Experimental autoimmune uveoretinitis (EAU) is a T helper type 1 cell-mediated
autoimmune disease, which serves as a model of human chronic
uveitis. In this model, cells of a monocyte/macrophage lineage and
retinal antigen (Ag)-specific T cells infiltrate into the retina and cause inflammatory lesion, where proinflammatory
cytokines and various stimuli activate a transcriptional factor,
nuclear factor-kappaB (
NF-kappaB), which modulates
inflammation and enhances immune responses. In the present study, the
therapeutic effect of administration of a
NF-kappaB inhibitor,
pyrrolidine dithiocarbamate (
PDTC), was examined in a murine EAU model.

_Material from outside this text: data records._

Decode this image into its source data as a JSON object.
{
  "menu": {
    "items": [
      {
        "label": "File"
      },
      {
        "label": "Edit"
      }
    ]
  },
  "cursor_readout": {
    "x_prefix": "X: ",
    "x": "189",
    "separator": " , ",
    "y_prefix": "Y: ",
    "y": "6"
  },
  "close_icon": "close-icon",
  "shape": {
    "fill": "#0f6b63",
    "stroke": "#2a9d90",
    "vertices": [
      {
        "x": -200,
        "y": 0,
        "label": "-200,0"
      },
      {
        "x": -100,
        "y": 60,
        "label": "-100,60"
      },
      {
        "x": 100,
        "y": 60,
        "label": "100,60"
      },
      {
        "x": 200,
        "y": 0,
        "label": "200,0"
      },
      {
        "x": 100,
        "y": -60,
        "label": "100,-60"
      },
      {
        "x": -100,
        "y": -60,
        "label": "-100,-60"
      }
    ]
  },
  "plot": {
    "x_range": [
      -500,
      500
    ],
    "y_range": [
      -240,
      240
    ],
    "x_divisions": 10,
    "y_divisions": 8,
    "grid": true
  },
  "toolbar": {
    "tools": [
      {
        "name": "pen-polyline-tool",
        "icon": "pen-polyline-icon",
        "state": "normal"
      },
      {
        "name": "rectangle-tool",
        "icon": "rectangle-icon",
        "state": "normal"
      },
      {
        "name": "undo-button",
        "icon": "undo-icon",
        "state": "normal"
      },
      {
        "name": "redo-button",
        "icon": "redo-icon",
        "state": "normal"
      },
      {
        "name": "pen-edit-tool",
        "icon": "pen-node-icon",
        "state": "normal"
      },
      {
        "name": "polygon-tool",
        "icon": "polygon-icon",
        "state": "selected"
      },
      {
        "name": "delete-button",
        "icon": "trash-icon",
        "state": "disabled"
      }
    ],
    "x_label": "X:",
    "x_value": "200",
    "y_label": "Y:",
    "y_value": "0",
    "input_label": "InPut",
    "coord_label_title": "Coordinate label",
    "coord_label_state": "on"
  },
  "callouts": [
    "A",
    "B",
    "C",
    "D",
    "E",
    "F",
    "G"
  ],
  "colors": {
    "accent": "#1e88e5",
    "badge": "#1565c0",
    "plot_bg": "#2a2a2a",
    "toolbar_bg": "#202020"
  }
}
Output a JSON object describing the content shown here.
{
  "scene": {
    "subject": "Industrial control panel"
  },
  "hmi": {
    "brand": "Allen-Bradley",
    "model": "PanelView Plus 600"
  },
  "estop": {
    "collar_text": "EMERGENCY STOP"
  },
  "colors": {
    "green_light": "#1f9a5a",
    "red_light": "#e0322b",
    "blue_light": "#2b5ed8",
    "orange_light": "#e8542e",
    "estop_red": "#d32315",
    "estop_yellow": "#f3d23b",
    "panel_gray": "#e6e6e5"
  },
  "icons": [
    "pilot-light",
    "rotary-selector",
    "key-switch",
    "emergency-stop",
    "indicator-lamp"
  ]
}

It was shown that
PDTC ameliorated the clinical symptoms of EAU mice and significantly reduced the histopathological score compared with those in untreated mice.
mRNA expressions of
tumor necrosis factor alpha and
interleukin-1beta were suppressed in eyes of
PDTC-treated EAU mice. However, when T cells from
PDTC-treated EAU mice, Ag-presenting cells (APC), and the
retinal Ag
peptides were cocultured, these T cells showed the same level of proliferation as those from control mice. Furthermore, addition of
PDTC in the culture of T cells from EAU mice, Ag, and APC completely abrogated the T cell-proliferative response and
cytokine production. Pretreatment of Ag-primed T cells or APC with
PDTC in vitro also reduced these responses. These results indicate that the inhibitory effect of
PDTC is attributed mainly to the suppression of effector-phase responses including
inflammation but not to the inhibition of T cell priming. Regulation of
NF-kappaB pathway in the lesion could be a novel target for the successful control of uveoretinitis.